Anyway, after settling on that specific identity for counting weighted counts of prime numbers as the approach I would focus on, I began really evolving this technique in earnest, trying to make an implementation without precision issues and then optimizing it.

I don't have much of a public paper trail about my process from the time. But you can see a sci.math newsgroup posting I made about this style of counting from October 13, 2004. I was still trying to hold my cards close to my vest at that time, so to speak, so I didn't exactly bluntly announce what I thought I had done.

Which does seem to indicate something of the state of your thoughts at the time, even it isn't especially explicit.
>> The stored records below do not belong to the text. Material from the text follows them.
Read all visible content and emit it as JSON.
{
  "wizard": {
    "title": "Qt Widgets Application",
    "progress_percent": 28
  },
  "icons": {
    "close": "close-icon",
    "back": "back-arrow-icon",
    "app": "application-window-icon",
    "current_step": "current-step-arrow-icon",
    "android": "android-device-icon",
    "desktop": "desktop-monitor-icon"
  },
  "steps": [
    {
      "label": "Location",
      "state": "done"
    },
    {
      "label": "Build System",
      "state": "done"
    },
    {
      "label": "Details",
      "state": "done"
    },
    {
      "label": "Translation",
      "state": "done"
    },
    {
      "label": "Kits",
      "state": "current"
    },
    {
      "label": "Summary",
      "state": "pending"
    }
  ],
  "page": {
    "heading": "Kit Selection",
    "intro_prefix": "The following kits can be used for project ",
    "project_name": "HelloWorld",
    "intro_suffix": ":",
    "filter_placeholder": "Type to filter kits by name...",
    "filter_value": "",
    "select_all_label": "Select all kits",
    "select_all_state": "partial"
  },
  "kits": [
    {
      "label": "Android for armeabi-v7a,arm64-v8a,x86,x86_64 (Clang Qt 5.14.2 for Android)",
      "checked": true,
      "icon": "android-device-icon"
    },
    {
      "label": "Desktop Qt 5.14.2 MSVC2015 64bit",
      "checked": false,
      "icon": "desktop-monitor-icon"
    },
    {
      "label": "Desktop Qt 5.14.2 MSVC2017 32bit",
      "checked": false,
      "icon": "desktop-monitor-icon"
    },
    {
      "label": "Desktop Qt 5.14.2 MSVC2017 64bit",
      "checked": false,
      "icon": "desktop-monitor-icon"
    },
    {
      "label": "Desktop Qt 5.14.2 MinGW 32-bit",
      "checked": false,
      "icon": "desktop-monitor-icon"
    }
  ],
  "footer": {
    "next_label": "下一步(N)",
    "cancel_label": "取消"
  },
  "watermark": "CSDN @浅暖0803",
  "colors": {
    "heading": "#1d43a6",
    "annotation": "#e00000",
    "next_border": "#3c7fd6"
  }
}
A screen shot of the folder of my various backup snapshots while developing this algorithm — My Various Backup Snapshots While Developing This Algorithm

The specific approach that I detailed in our discussion here, I largely worked through between January and March of 2005. I've included a screen shot of my various code backups from that window of time, to give at least a sense of how that work progressed. By the end of that process, I had code that looked really quite similar to the fastest JavaScript implementation we looked at previously.

Okay, so by the end of March 2005, you'd run out of ideas about evolving this specific approach. But you never got around to publishing anything about it?

Well... no. Or, well, not formally, I should say. At that point in time, I didn't know the first thing about math papers, or math articles, or math publishing, or even how one might write up math documents on a computer. I wasn't in meaningful contact with any math professionals either. I've since read a lot more math history and been reassured, I suppose, that these are not unusual problems for amateurs, of course, whether or not they have something novel to say.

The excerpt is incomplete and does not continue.